The marts layer of the project makes answering questions like this easier by partly denormalising the intermediate layer to create a star schema, with a central fact table surrounded by dimension tables.

As examples, I show how I obtained the products dimension table and the central fact table. Starting with products:
select
p.product_id,
p.product_name,
sc.sub_category_id,
sc.sub_category_name,
c.category_id,
c.category_name
from {{ ref('int_products') }} as p
left join {{ ref('int_sub_categories') }} as sc
on p.sub_category_id = sc.sub_category_id
left join {{ ref('int_categories') }} as c
on sc.category_id = c.category_id
Wherein all three intermediate 'product hierarchy,' normalised tables have been referenced. This gives analysts one product dimension containing product, sub-category and category information. Instead of joining to three tables, they only need to join to dim_products.

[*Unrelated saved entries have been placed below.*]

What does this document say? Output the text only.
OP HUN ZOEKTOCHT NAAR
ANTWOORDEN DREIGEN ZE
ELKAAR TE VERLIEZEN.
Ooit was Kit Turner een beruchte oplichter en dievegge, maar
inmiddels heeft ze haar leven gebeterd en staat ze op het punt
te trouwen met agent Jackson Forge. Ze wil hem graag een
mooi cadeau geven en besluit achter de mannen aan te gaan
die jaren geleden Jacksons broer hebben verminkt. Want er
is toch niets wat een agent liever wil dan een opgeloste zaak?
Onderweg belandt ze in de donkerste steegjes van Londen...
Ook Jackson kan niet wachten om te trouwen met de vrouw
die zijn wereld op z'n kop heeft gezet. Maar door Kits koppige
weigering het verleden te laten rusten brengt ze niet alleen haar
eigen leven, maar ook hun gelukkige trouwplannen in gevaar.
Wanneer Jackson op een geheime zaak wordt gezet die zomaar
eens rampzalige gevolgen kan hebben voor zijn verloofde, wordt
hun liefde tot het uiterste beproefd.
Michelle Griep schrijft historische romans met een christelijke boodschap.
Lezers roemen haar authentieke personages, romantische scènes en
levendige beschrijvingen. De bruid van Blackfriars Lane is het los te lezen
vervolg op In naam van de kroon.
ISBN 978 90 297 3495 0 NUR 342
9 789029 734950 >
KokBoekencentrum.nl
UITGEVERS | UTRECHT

And the fact table is given by:
select
oi.row_id,
o.order_id,
o.order_date_id,
o.ship_date_id,
o.customer_id,
o.location_id,
o.ship_mode_id,
oi.product_id,
oi.sales,
oi.quantity,
oi.discount,
oi.profit
from {{ ref('int_order_items') }} as oi
left join {{ ref('int_orders') }} as o
on oi.order_id = o.order_id
Validating the Transformations
There would have been no point in normalising and then denormalising if the transformations modified values. I used several queries to verify that the transformations did not change the underlying totals, one of which follows:
WITH staging_totals AS (
SELECT
COUNT(*) AS row_count,
SUM(sales) AS total_sales,
SUM(profit) AS total_profit,
SUM(quantity) AS total_quantity,
SUM(discount) AS total_discount
FROM SUPERSTORE_DB.DBT_SWADHIA_STAGING.STG_SUPERSTORE
),
fact_totals AS (
SELECT
COUNT(*) AS row_count,
SUM(sales) AS total_sales,
SUM(profit) AS total_profit,
SUM(quantity) AS total_quantity,
SUM(discount) AS total_discount
FROM SUPERSTORE_DB.DBT_SWADHIA_MARTS.FCT_ORDER_ITEMS
)
SELECT
'Row count' AS metric,
s.row_count AS staging_value,
f.row_count AS fact_value,
s.row_count - f.row_count AS difference
FROM staging_totals AS s
CROSS JOIN fact_totals AS f
UNION ALL
SELECT
'Total sales',
s.total_sales,
f.total_sales,
s.total_sales - f.total_sales
FROM staging_totals AS s
CROSS JOIN fact_totals AS f
UNION ALL
SELECT
'Total profit',
s.total_profit,
f.total_profit,
s.total_profit - f.total_profit
FROM staging_totals AS s
CROSS JOIN fact_totals AS f
UNION ALL
SELECT
'Total quantity',
s.total_quantity,
f.total_quantity,
s.total_quantity - f.total_quantity
FROM staging_totals AS s
CROSS JOIN fact_totals AS f
UNION ALL
SELECT
'Total discount',
s.total_discount,
f.total_discount,
s.total_discount - f.total_discount
FROM staging_totals AS s
CROSS JOIN fact_totals AS f;
Which yields the following:
| METRIC | STAGING_VALUE | FACT_VALUE | DIFFERENCE |
|---|---|---|---|
| Row count | 9994.0000 | 9994.0000 | 0.0000 |
| Total sales | 2297200.8603 | 2297200.8603 | 0.0000 |
| Total profit | 286397.0217 | 286397.0217 | 0.0000 |
| Total quantity | 37873.0000 | 37873.0000 | 0.0000 |
| Total discount | 1561.0900 | 1561.0900 | 0.0000 |
Which shows that no differences have been introduced between the staging and marts layer.
Conclusion
The same CSV was modelled in two different ways to serve different purposes. The normalised layer broke apart the flat file into separate entities, thereby reducing redundancy. The star schema, instead, prioritised easier-to-write queries.
The validation queries showed that the change of structure did not change the underlying values.
The project remains basic. Next steps include adding tests and documentation, connecting the marts layer to a BI tool, and exploring whether an MCP layer could make the model queryable through natural language.